# PC Specs for movie conversion



## starl (Sep 8, 2004)

What should I be looking for in a pc to handle reading in and converting movies? We're in the process of taking old home movies and burning them.. but we've had probs with the old system and are considering a new one... I'm especially curious about the video card.. what's the suggested minimum?
Anyone have experience doing this?


----------



## TommyGun (Sep 8, 2004)

Well, I have an ATI All-In-Wonder card in my PC and it works great.  I have recorded live TV broadcast, captured video from my camcorder, and stored old VHS tapes on my PC.  It has fairly high resolution, and it is pretty user friendly.

I can't remember what the system requirements are for the video card, but I'm running a P4 2.4ghz with 512 ram.

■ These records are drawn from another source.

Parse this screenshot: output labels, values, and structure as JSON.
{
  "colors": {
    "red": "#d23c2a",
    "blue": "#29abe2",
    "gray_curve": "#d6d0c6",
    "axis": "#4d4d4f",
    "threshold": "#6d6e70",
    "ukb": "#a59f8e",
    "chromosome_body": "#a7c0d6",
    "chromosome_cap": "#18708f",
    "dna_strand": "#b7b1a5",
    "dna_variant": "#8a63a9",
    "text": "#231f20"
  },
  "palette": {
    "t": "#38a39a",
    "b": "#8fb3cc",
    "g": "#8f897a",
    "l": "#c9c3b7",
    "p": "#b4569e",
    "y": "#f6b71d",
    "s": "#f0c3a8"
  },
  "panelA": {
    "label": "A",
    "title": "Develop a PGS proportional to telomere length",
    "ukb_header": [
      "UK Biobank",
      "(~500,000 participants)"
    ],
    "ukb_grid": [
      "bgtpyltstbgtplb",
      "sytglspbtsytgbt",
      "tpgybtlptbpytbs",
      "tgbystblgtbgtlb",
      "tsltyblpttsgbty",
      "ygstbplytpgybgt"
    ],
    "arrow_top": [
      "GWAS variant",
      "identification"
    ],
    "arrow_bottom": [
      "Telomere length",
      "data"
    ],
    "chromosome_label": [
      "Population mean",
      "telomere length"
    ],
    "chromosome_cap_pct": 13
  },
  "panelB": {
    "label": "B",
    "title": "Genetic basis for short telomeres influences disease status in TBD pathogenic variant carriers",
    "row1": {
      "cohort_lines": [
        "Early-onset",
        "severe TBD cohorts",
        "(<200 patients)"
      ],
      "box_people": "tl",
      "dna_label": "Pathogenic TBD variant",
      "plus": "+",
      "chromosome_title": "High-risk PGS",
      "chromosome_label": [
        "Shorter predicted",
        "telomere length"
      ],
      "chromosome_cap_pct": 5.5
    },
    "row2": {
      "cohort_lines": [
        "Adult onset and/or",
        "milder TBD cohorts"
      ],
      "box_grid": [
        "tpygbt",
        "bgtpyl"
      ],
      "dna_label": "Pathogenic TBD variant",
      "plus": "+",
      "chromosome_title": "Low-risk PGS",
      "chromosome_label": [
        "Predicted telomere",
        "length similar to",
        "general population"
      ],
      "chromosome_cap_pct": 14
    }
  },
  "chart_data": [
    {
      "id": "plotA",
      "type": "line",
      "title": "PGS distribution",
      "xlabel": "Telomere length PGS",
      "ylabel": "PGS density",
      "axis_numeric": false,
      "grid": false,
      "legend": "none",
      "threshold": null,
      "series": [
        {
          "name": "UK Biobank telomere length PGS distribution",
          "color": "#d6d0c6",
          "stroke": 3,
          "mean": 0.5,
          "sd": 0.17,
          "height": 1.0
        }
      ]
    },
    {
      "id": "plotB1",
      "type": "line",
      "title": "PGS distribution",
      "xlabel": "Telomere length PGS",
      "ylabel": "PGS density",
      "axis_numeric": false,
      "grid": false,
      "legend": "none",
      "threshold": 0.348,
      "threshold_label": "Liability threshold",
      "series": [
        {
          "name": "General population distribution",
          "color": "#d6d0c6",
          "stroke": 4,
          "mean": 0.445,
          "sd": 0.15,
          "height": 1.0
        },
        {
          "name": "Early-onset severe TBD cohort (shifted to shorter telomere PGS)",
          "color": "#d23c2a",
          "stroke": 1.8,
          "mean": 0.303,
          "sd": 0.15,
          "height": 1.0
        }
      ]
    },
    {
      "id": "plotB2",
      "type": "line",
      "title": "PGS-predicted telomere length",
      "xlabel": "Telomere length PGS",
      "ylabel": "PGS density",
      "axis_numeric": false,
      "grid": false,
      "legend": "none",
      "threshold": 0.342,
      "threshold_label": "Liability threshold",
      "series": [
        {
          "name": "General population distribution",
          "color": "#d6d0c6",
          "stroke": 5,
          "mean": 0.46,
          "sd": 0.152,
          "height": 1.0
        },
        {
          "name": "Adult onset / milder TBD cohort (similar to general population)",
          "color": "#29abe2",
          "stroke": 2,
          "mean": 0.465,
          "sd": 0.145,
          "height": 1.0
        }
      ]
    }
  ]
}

You would surely need a large hard drive though, as a 20 minute video captured with the best resolution is around 1.4 gig.


----------



## starl (Sep 8, 2004)

yeah, know about hard drive already *lol*
thinking of 1gb ram - other considerations for the system..
actually, I need a card that is good for multimedia AND cad work.. specifically Pro-E


----------



## TommyGun (Sep 8, 2004)

You might want to go with two separate cards then.  One for your main video card and then a PCI card for capturing video.

Or, there are also external video capture devices.

Too many options...


----------



## starl (Sep 8, 2004)

don't like the externals..


----------



## TommyGun (Sep 8, 2004)

Me neither...


----------